RegionsEEASwiss corporates ‘should step up investor engagement’

Swiss corporates ‘should step up investor engagement’

Issuers should seek more engagement with investors, explain better how they generate value, and work with investors on a Swiss code of accountable governance, suggests a white paper.

A white paper issued by the Swiss Finance Institute (SFI) calls on the country’s corporates to actively engage with increasingly influential international investors.

The SFI, created in 2006 as a public-private partnership linking the Swiss finance industry, universities and the Swiss Confederation, says that issuers and investors “should work together on a commonly supported Swiss code of accountable corporate governance,” while policy makers are urged to avoid legislating ‘best practices’.

Recent fashions in executive compensation, such as the use of performance shares, should be carefully examined, while reporting on both financial and non-financial value drivers needs to improve, according to the white paper.

The authors of Corporate Governance: Beyond Best Practices, Professor Alexander Wagner of the SFI and University of Zurich and Dr. Christoph Wenk Bernasconi of University of Zurich analyse the state of Swiss corporate governance, outline possible future developments and propose ideas action points for the next annual general meeting (AGM) season and for ongoing revision of the Swiss Code of Obligations.

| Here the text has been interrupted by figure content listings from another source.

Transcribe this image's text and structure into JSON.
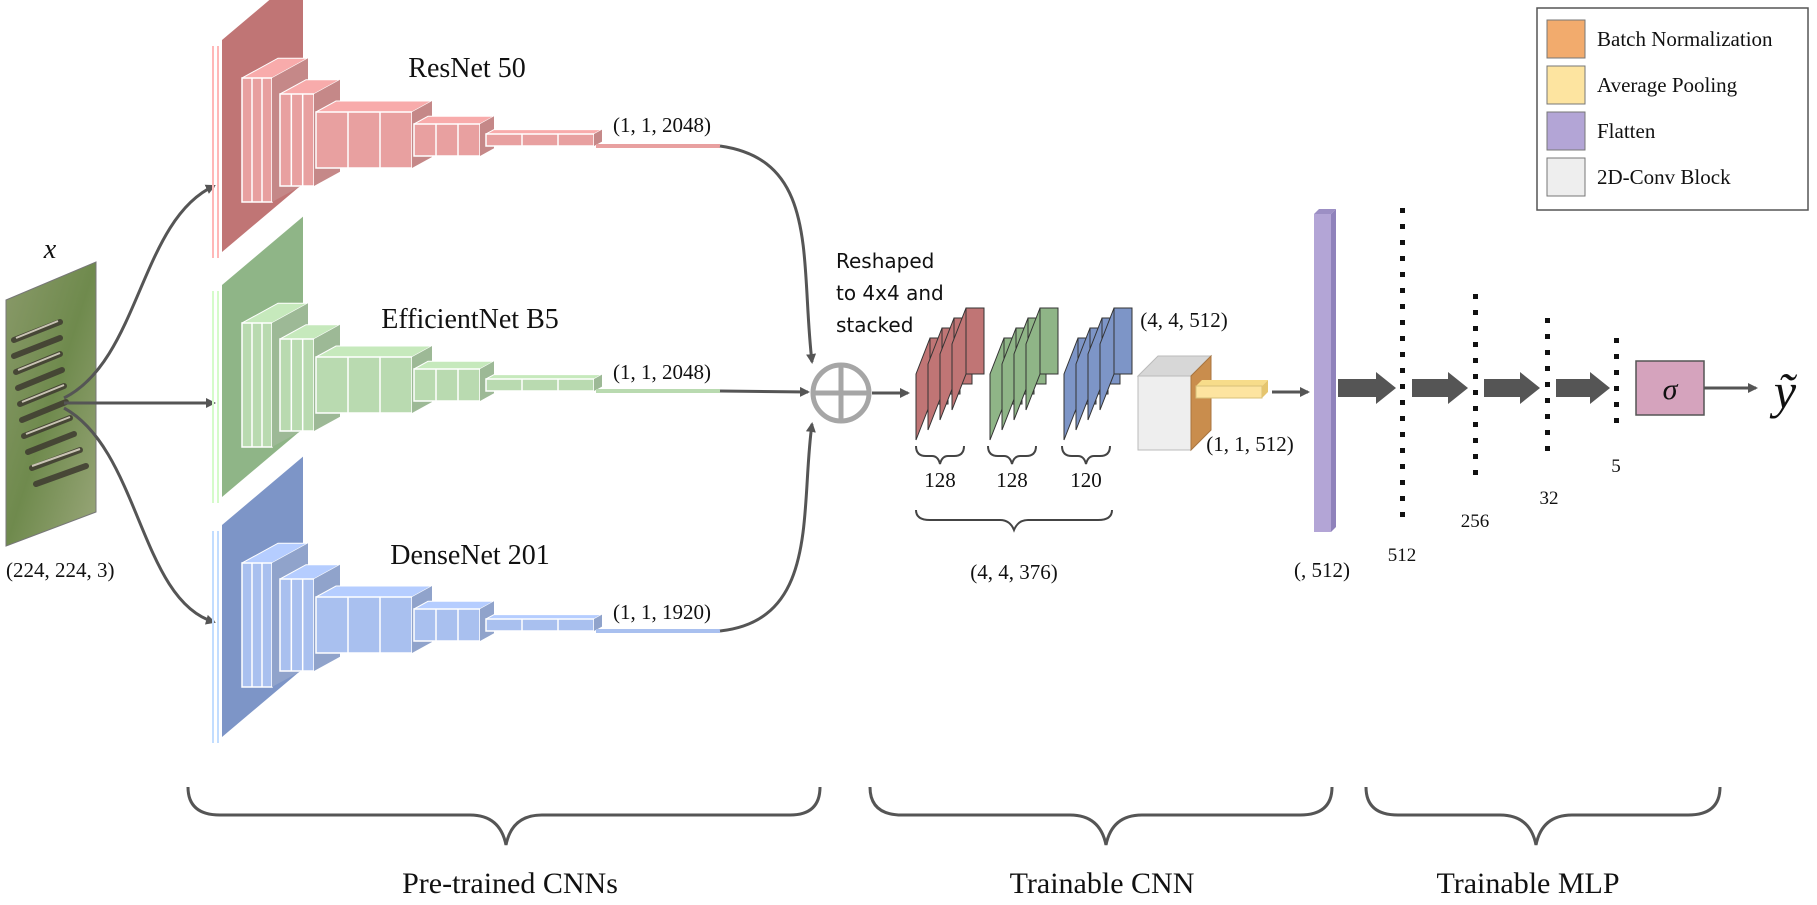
{
  "input": {
    "symbol": "x",
    "shape": "(224, 224, 3)"
  },
  "backbones": [
    {
      "name": "ResNet 50",
      "output": "(1, 1, 2048)",
      "fill": "#e8a0a0",
      "dark": "#c07575"
    },
    {
      "name": "EfficientNet B5",
      "output": "(1, 1, 2048)",
      "fill": "#b9dab0",
      "dark": "#8fb587"
    },
    {
      "name": "DenseNet 201",
      "output": "(1, 1, 1920)",
      "fill": "#a9c0ef",
      "dark": "#7d95c7"
    }
  ],
  "merge": {
    "note_lines": [
      "Reshaped",
      "to 4x4 and",
      "stacked"
    ]
  },
  "stack": {
    "groups": [
      "128",
      "128",
      "120"
    ],
    "total": "(4, 4, 376)"
  },
  "conv": {
    "input": "(4, 4, 512)",
    "output": "(1, 1, 512)"
  },
  "flatten": {
    "label": "(, 512)"
  },
  "mlp": {
    "layers": [
      "512",
      "256",
      "32",
      "5"
    ],
    "activation": "σ",
    "output_symbol": "ỹ"
  },
  "legend": [
    {
      "label": "Batch Normalization",
      "color": "#f2ab6d"
    },
    {
      "label": "Average Pooling",
      "color": "#fde4a0"
    },
    {
      "label": "Flatten",
      "color": "#b3a5d6"
    },
    {
      "label": "2D-Conv Block",
      "color": "#eeeeee"
    }
  ],
  "sections": [
    "Pre-trained CNNs",
    "Trainable CNN",
    "Trainable MLP"
  ]
}
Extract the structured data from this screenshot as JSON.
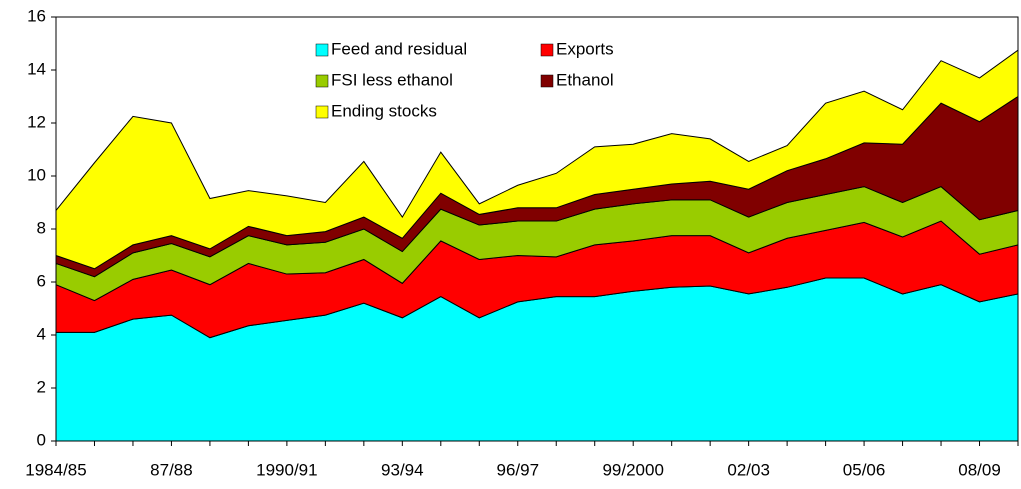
{
  "chart_data": {
    "type": "stacked_area",
    "categories": [
      "1984/85",
      null,
      null,
      "87/88",
      null,
      null,
      "1990/91",
      null,
      null,
      "93/94",
      null,
      null,
      "96/97",
      null,
      null,
      "99/2000",
      null,
      null,
      "02/03",
      null,
      null,
      "05/06",
      null,
      null,
      "08/09",
      null
    ],
    "series": [
      {
        "name": "Feed and residual",
        "color": "#00ffff",
        "values": [
          4.1,
          4.1,
          4.6,
          4.75,
          3.9,
          4.35,
          4.55,
          4.75,
          5.2,
          4.65,
          5.45,
          4.65,
          5.25,
          5.45,
          5.45,
          5.65,
          5.8,
          5.85,
          5.55,
          5.8,
          6.15,
          6.15,
          5.55,
          5.9,
          5.25,
          5.55
        ]
      },
      {
        "name": "Exports",
        "color": "#ff0000",
        "values": [
          1.8,
          1.2,
          1.5,
          1.7,
          2.0,
          2.35,
          1.75,
          1.6,
          1.65,
          1.3,
          2.1,
          2.2,
          1.75,
          1.5,
          1.95,
          1.9,
          1.95,
          1.9,
          1.55,
          1.85,
          1.8,
          2.1,
          2.15,
          2.4,
          1.8,
          1.85
        ]
      },
      {
        "name": "FSI less ethanol",
        "color": "#99cc00",
        "values": [
          0.8,
          0.9,
          1.0,
          1.0,
          1.05,
          1.05,
          1.1,
          1.15,
          1.15,
          1.2,
          1.2,
          1.3,
          1.3,
          1.35,
          1.35,
          1.4,
          1.35,
          1.35,
          1.35,
          1.35,
          1.35,
          1.35,
          1.3,
          1.3,
          1.3,
          1.3
        ]
      },
      {
        "name": "Ethanol",
        "color": "#800000",
        "values": [
          0.3,
          0.3,
          0.3,
          0.3,
          0.3,
          0.35,
          0.35,
          0.4,
          0.45,
          0.5,
          0.6,
          0.4,
          0.5,
          0.5,
          0.55,
          0.55,
          0.6,
          0.7,
          1.05,
          1.2,
          1.35,
          1.65,
          2.2,
          3.15,
          3.7,
          4.3
        ]
      },
      {
        "name": "Ending stocks",
        "color": "#ffff00",
        "values": [
          1.7,
          4.0,
          4.85,
          4.25,
          1.9,
          1.35,
          1.5,
          1.1,
          2.1,
          0.8,
          1.55,
          0.4,
          0.85,
          1.3,
          1.8,
          1.7,
          1.9,
          1.6,
          1.05,
          0.95,
          2.1,
          1.95,
          1.3,
          1.6,
          1.65,
          1.75
        ]
      }
    ],
    "ylim": [
      0,
      16
    ],
    "yticks": [
      0,
      2,
      4,
      6,
      8,
      10,
      12,
      14,
      16
    ],
    "grid": false
  }
}
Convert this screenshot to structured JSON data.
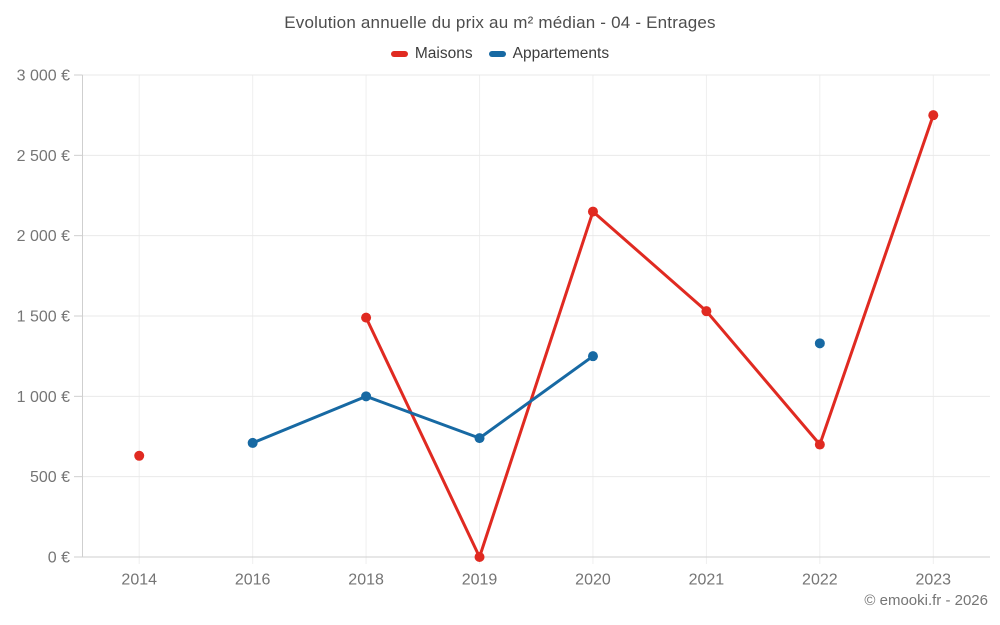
{
  "header": {
    "title": "Evolution annuelle du prix au m² médian - 04 - Entrages"
  },
  "legend": {
    "items": [
      {
        "label": "Maisons",
        "color": "#e02a21"
      },
      {
        "label": "Appartements",
        "color": "#1769a3"
      }
    ]
  },
  "footer": {
    "credit": "© emooki.fr - 2026"
  },
  "chart_data": {
    "type": "line",
    "title": "Evolution annuelle du prix au m² médian - 04 - Entrages",
    "categories": [
      "2014",
      "2016",
      "2018",
      "2019",
      "2020",
      "2021",
      "2022",
      "2023"
    ],
    "series": [
      {
        "name": "Maisons",
        "color": "#e02a21",
        "values": [
          630,
          null,
          1490,
          0,
          2150,
          1530,
          700,
          2750
        ]
      },
      {
        "name": "Appartements",
        "color": "#1769a3",
        "values": [
          null,
          710,
          1000,
          740,
          1250,
          null,
          1330,
          null
        ]
      }
    ],
    "xlabel": "",
    "ylabel": "",
    "ylim": [
      0,
      3000
    ],
    "ytick_step": 500,
    "ytick_labels": [
      "0 €",
      "500 €",
      "1 000 €",
      "1 500 €",
      "2 000 €",
      "2 500 €",
      "3 000 €"
    ],
    "currency_suffix": "€",
    "grid": true,
    "legend_position": "top",
    "line_breaks_on_missing_data": true
  }
}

Among the proposals in the white paper:

  • Move from ‘comply-or-explain’ to ‘decide-and-explain’. Corporate governance design only supports value generation if it fits a company’s specific situation. A rules-based (tick-the-box, ‘best practice’) approach, often used in regulation and some proxy advice, does not do justice to the complex realities that firms face. Indeed, rules-based and principles-based (situational) analyses of corporate governance issues generally result in different conclusions. An example is a gender quota for board members and executive management, which is currently under discussion in the context of the ongoing revision of Swiss company law. A board of directors generates value not by simply complying with a fixed rule, but by searching for the candidates with the most valuable and complementary skills and experience. The popular ‘comply-OR-explain’ approach to regulation only seems to offer flexibility. In fact, the ‘comply’ rule as the default generally limits companies’ own thinking and choices. “Instead, it often would make more sense for companies to first consider what’s best for them and their stakeholders. Thus, companies should ‘decide AND explain’”, says Wagner.
  • Seek engagement. Voting participation at Swiss AGMs has increased substantially over the years, from 55% in 2012 to 70% in 2016. Survey results show that investors are increasingly unwilling to just ‘trust the board of directors’. The already fast-increasing numbers of passive investors, who will only grow in importance, lead the way: they are passive in terms of trading, but the most active of all investors in terms of corporate governance engagement. Many of these investors are based in the US or the UK. Swiss issuers need to engage with these investors effectively to ensure that their voting reflects local factors and goes beyond more general ‘best practice’. “Mutual understanding between issuers and investors could be facilitated via a Swiss code of accountable corporate governance, a stewardship code supported by issuers and investors alike,” says Bernasconi.
  • Manage compensation risks. Besides summarising compensation levels in the top 100 companies, the white paper also critically reflects on compensation structure. Many companies have replaced stock options with performance shares (shares whose vesting depends on the attainment of certain performance conditions) in the hope of reducing risk-taking. This hope, though, is a fallacy with possibly severe consequences. With these ‘best practice’ compensation instruments, strong risk incentives remain in place but may be forgotten instead of being managed properly. As an alternative, simple share grants for long-term compensation elements would be appropriate in many circumstances. Another issue is that value creation requires obtaining a return on invested capital above the cost of capital. Thus, future compensation design should consider a company’s cost of capital as an integral part of internal success management, together with a transparent disclosure of the related incentives.
  • Report on financial and non-financial value drivers. A review of 228 annual reports of Swiss companies according to a scorecard shows that issuers have opportunities to improve in the next AGM season: Only 32% of the 2016 reports fulfil modern standards of value reporting and a mere 14% of companies reported sufficiently on non-financial factors. This matches with survey evidence. For example, only 19% of asset managers surveyed think the available information about knowledge diversity on the board is sufficient. Moreover, while 85.7% of the issuers surveyed believe they disclosed all the relevant information on compensation, only 44.6%of the investors agree. In fact, the fraction of investors satisfied with pay-for-performance disclosure sank to only 21.4% in 2016. Improving value reporting should be in the interest of companies, as empirical evidence suggests that it can help lower the cost of capital and improve internal decision-making.